The high ability for social learning is one of the characteristics that sets us apart from other species. Learning from each other and teaching each other things are behaviors that make us human. Our species also has a long childhood and youth compared to other primates, apparently because more and more vital knowledge and skills have to be acquired through social learning during development.
As a result, we humans are highly flexible as a species, adaptable to different habitats through technologies and cultural knowledge, and today we inhabit virtually all regions of the world. Because children have to learn over a long period of time and are dependent on the adults around them, we humans also have a division of labor in the care and education of offspring – not just parents but many other people in the group participate in it.

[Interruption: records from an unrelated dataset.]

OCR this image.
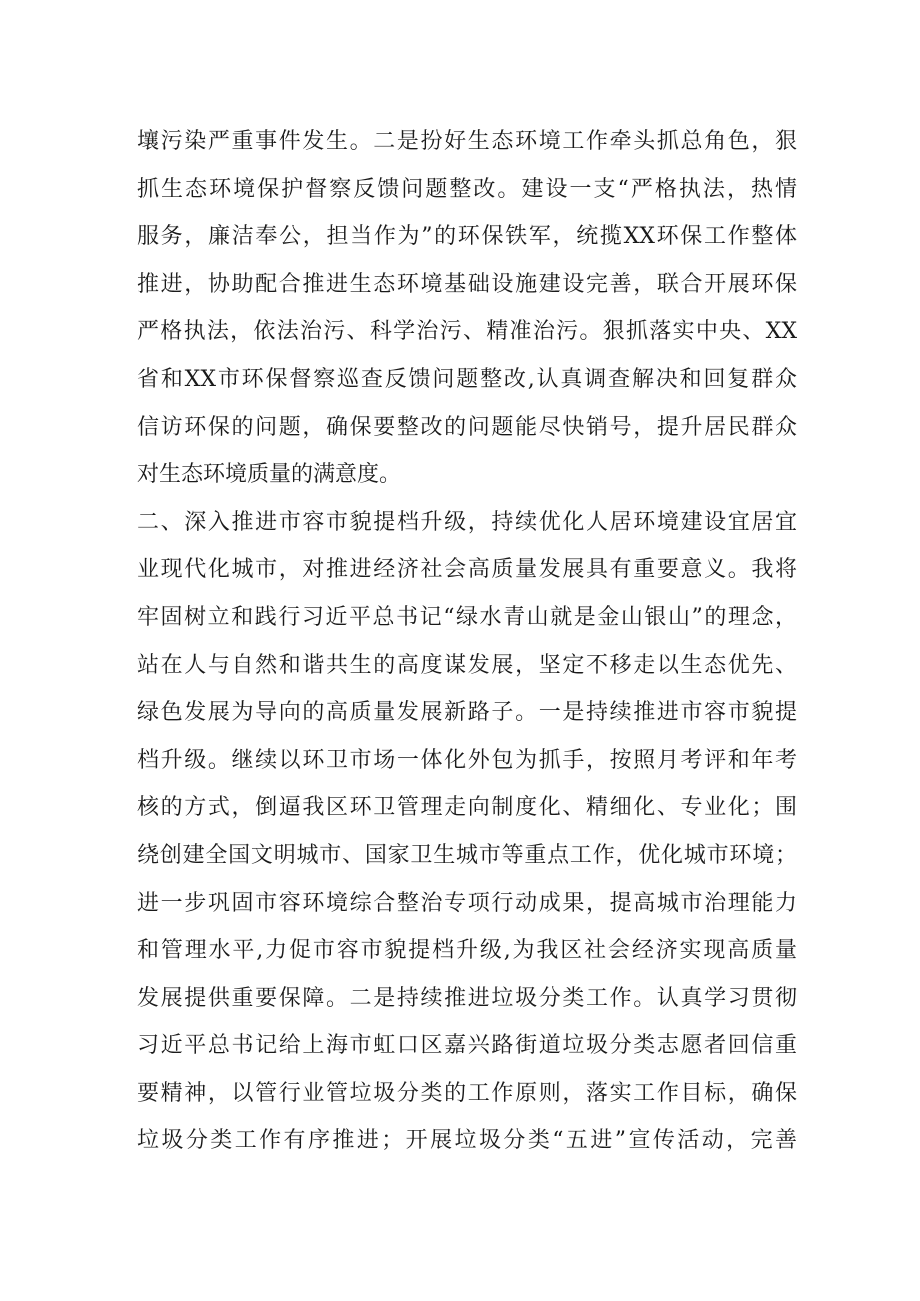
壤污染严重事件发生。二是扮好生态环境工作牵头抓总角色，狠
抓生态环境保护督察反馈问题整改。建设一支“严格执法，热情
服务，廉洁奉公，担当作为”的环保铁军，统揽XX环保工作整体
推进，协助配合推进生态环境基础设施建设完善，联合开展环保
严格执法，依法治污、科学治污、精准治污。狠抓落实中央、XX
省和XX市环保督察巡查反馈问题整改,认真调查解决和回复群众
信访环保的问题，确保要整改的问题能尽快销号，提升居民群众
对生态环境质量的满意度。
二、深入推进市容市貌提档升级，持续优化人居环境建设宜居宜
业现代化城市，对推进经济社会高质量发展具有重要意义。我将
牢固树立和践行习近平总书记“绿水青山就是金山银山”的理念，
站在人与自然和谐共生的高度谋发展，坚定不移走以生态优先、
绿色发展为导向的高质量发展新路子。一是持续推进市容市貌提
档升级。继续以环卫市场一体化外包为抓手，按照月考评和年考
核的方式，倒逼我区环卫管理走向制度化、精细化、专业化；围
绕创建全国文明城市、国家卫生城市等重点工作，优化城市环境；
进一步巩固市容环境综合整治专项行动成果，提高城市治理能力
和管理水平,力促市容市貌提档升级,为我区社会经济实现高质量
发展提供重要保障。二是持续推进垃圾分类工作。认真学习贯彻
习近平总书记给上海市虹口区嘉兴路街道垃圾分类志愿者回信重
要精神，以管行业管垃圾分类的工作原则，落实工作目标，确保
垃圾分类工作有序推进；开展垃圾分类“五进”宣传活动，完善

Compared to other primates, we humans have a very long childhood and adolescence. Source: adapted from Zimmerman, E. & Radespiel, E. (2007). Primate Life Histories. In: Henke, W., Tattersall, I., & Hardt, T. Handbook of Paleoanthropology. Berlin: Springer. S. 1166.
For most of human history, people have learned from each other in their groups, largely within the context of everyday life. Formal educational institutions (e.g. schools and universities) have emerged only very recently by comparison.

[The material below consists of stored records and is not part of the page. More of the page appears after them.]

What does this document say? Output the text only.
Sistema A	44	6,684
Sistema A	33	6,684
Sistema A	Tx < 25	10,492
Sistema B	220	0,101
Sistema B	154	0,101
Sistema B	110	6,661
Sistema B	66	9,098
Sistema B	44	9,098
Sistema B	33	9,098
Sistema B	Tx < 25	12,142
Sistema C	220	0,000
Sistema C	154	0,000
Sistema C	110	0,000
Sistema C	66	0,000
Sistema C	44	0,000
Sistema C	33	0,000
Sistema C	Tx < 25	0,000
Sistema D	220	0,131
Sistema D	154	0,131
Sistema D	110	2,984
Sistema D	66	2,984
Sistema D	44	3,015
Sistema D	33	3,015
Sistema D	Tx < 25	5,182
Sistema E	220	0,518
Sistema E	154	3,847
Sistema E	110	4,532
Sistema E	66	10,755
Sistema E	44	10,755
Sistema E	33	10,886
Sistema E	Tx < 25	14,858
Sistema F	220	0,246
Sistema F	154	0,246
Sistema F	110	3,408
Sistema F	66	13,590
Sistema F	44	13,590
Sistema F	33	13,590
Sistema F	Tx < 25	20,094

Probably the recording of language through writing and printing was a major factor requiring formal education – because even the ability for reading and writing must first be learned and explicitly taught. Books, on the other hand, made the passing on of cultural knowledge easier and more efficient. Education in monasteries and elite academies already existed in various regions of the world some 3,000 years ago. Public education for the general population was introduced in the 16th and 19th centuries in Europe and parts of Asia. In the 19th century, education spread throughout the world, driven by colonization and industrialization.
According to some estimates, by 1800 only 10% of the world’s population could read and write. In 2014 it was about 85%.

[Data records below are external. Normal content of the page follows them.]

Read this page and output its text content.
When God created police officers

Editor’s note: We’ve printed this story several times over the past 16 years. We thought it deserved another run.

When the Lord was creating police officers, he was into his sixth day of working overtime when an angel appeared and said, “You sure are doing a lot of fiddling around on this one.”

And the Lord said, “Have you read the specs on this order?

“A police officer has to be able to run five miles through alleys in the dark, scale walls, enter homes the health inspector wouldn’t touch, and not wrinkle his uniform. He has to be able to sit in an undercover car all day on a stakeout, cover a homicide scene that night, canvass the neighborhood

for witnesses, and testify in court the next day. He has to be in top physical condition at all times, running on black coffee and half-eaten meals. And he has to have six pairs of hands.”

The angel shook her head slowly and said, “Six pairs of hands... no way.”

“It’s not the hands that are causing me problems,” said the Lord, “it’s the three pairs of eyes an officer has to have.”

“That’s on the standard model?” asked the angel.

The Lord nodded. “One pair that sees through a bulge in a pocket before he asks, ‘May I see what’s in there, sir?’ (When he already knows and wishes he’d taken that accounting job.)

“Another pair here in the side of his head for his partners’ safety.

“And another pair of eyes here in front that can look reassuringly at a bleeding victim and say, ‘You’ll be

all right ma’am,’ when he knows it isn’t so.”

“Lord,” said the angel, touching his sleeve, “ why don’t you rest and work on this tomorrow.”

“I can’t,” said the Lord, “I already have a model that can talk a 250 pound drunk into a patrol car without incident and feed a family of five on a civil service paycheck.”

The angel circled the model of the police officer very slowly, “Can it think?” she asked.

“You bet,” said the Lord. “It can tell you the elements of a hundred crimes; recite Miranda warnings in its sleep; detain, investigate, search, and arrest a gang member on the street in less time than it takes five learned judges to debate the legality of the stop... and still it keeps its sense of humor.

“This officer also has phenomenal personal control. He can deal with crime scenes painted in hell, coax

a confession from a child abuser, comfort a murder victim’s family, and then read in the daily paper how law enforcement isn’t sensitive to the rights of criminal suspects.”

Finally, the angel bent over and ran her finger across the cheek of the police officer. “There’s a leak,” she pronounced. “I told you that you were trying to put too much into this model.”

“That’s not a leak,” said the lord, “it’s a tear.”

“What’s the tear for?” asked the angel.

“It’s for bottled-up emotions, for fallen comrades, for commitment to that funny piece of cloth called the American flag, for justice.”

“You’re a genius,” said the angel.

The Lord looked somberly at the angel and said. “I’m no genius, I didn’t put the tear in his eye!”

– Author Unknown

People also spend more and more time with education. So the extension of the childhood and youth period seems to continue.
Yet, many people in the world do not have adequate access to sufficient and high quality education. This lack of education affects their abilities to improve their economic, political, and social situation.
How will or how should the education of the future look like?
How can we ensure that all people in the world have access to good education?
How can we enable all people to become lifelong learners, beyond their formal school years?
What impact can and will education have on the future evolution of our species?